# Wireless Telegraphy Act



## Stuart (Jun 10, 2005)

In days of yore, when we were lads, we used to have a notice in the shack which summarised the dreaded Wireless Telegraphy Act we all had to sign, and laid out in dark terms the penalties for speaking of which we heard. 

The threat of two years hard labour has always haunted me, I live near Dartmoor and the breaking of granite has never appealed!

I have now aged, and I have to admit I have now crossed to the Dark Side and become an Amateur. Please don't chide me bretheren, I only succombed as I missed the joy of Morse!

But the observance to the oft remembered regulaton persists and I feel it only right that I should display that onerous warning once more.

Does anyone know where I can find the text?

Rgds

Stuart


----------



## King Ratt (Aug 23, 2005)

Hello Stuart. Try this URL http://www.ofcom.org.uk/static/archive/ra/topics/legislation/wtact1949.pdf

The Post Office Protection Act of 1884 may also be relevant but I cannot find any info on it.

73

KR


----------



## trotterdotpom (Apr 29, 2005)

I remember that notice, it was on yellowish paper and was usually contained in a nice wooden frame. It was part of the "Wireless Room requirements" along with a hydrometer and what not.

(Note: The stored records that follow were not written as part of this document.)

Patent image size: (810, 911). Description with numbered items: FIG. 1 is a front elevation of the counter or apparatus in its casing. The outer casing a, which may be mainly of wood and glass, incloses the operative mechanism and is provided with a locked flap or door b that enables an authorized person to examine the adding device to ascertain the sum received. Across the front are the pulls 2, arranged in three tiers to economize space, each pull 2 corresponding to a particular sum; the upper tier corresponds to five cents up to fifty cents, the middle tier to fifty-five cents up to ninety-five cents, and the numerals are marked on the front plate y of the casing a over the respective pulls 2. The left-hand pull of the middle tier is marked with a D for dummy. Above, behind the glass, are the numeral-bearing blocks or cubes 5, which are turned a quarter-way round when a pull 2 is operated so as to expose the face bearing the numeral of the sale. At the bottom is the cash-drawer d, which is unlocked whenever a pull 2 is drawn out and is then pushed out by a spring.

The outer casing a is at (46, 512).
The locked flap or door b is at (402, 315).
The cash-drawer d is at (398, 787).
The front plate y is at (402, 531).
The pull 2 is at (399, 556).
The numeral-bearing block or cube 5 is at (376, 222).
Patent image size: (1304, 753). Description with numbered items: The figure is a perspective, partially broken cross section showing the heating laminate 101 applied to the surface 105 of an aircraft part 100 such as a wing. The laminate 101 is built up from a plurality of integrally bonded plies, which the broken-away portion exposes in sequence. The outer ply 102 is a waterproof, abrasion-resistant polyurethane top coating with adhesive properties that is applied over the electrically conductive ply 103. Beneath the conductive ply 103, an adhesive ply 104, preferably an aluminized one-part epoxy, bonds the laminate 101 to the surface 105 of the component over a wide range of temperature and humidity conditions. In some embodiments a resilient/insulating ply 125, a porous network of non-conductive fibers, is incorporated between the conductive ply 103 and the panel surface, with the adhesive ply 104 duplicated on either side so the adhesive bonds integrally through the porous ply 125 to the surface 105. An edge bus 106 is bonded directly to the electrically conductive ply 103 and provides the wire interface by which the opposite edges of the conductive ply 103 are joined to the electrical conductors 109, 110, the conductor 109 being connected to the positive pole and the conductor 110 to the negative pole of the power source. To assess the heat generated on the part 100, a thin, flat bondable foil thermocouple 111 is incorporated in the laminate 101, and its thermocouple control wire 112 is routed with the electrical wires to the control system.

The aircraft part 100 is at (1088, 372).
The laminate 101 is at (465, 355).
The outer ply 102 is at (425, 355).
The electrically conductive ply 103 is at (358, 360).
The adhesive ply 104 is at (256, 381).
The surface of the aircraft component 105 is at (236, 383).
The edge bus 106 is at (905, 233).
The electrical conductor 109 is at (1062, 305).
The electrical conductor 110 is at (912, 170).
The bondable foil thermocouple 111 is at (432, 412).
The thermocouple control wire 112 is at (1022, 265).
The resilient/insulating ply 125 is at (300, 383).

I forget the exact wording, but I think it referred mainly to the "secrecy of communications". It did contain dire warnings for transgressors. That didn't stop nosey 3rd Mates (and the rest) rummaging around looking for info though. It didn't stop me planting information for them to find either!

John T.


----------



## Nick Balls (Apr 5, 2008)

http://www.ofcom.org.uk/static/archive/ra/topics/legislation/wtact1949.pdf


----------



## rknibbs (Mar 11, 2006)

*WT Secrecy notice*

Copy of WT Secrecy notice attached


----------



## trotterdotpom (Apr 29, 2005)

rknibbs said:


> Copy of WT Secrecy notice attached


That's it! But they had a nicer looking print on the older ships.

John T.


----------



## rknibbs (Mar 11, 2006)

The photo is only of a rather poor copy of the original. There is an original at the Museum of Science at Oxford in the Marconi collection.


----------